Verfasst von somluswelt am 31. Juli 2009

Mein Erstaunen darüber, dass unsere PolitikerInnen dem Widerstand gegen offenkundig wirkungslose Verfahren gegen Kinderpornographie, die nur verdecken und nichts verhindern, ignorierten und verleumdeten, konnte bei mir in den vergangenen Wochen nicht größer sein. Die KritikerInnen dieser Politik zu Befürwortern von Vergewaltigung und Misshandlung von Kindern zu machen, macht mich immer noch maßlos wütend.

Ich habe ein paar Reden von Frau von der Leyen gehört, aus denen klar hervorgeht, dass sie unvorstellbar grausame Bilder über vergewaltigte Kinder gesehen haben muss. Ich selbst kann mir nicht einmal vorstellen, solche Bilder anzuschauen. Ihre Reaktion darauf ist nicht das beherzte und sofortige Einschreiten, dass Abschalten der Server, dass Auffinden und Verhaften der Verantwortlichen und die Aufnahme aller dieser misshandelten Kinder in eine Umgebung, die Sicherheit und Geborgenheit garantiert sondern das Aufstellen von Schildern. Schutzschilder, die verhindern sollen, dass sie und der Rest der Bevölkerung jemals wieder „sehen“ müssen, was unerträglich , ja nicht auszuhalten ist. Diese Bilder lösen mit Sicherheit bei nicht entgültig verrohten Menschen heftige Gefühle der Hilflosigkeit, Ohnmacht, impotente Wut und Schmerz angesichts des Leidens dieser Kinder aus.

Ich habe Frau von der Leyen dabei zugehört, wie sie über diese Bilder sprach. Sie deutete Grausamkeiten an, bei denen in mir Bilder aufstiegen, die ganz real Übelkeit in mir erzeugten. Mir selbst reichten diese Andeutungen vollkommen aus. Erstaunlich war ihre kühle, sachliche Darstellung dieser Andeutungen. Eine Sachlichkeit, die durch die Vehemenz mit der sie die Sache der Stoppschilder durchfocht, konterkariert wurde. Was nichts anderes bedeuten kann, als dass sie die Gefühle, die sie beim Anblick dieser Bilder gehabt haben musste, zurück gedrängt hat. Ihr ganzes Handeln ist darauf gerichtet den Anblick dieser Bilder zu vermeiden und dies scheinbar fürsorglich (damit alle, die aus Versehen auf diese Seiten geraten, geschützt sind) auf alle Mitglieder der Bevölkerung zu übertragen.
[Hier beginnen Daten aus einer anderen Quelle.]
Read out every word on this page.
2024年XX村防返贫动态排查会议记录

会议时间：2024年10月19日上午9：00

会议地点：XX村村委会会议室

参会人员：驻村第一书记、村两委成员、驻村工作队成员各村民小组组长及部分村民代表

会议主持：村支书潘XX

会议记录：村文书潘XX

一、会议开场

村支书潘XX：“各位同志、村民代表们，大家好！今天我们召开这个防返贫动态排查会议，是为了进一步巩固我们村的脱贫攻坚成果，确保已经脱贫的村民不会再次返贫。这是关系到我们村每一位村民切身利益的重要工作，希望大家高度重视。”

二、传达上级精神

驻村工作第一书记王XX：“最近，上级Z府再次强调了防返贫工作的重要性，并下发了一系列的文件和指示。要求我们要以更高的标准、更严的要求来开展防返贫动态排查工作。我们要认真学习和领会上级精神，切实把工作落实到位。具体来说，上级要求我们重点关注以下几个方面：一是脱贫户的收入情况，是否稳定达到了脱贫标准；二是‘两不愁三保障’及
Das Zugangsverhinderungsgesetz hat hier eine ungeheuerliche Symbolkraft. Es zeigt, wie unsere Gesellschaft funktioniert. Das Schild, dass jetzt aufgestellt wird, ist ein Schutz. Aber kein Schutz für die Kinder, sondern ein Schutz für uns alle vor unseren Gefühlen. Der Blick auf diese Bilder wird verstellt und damit auch auf unsere Gefühle, die wir beim Anblick solchen Leidens unwillkürlich haben müssen (wie gesagt, außer wir sind vollkommen verroht).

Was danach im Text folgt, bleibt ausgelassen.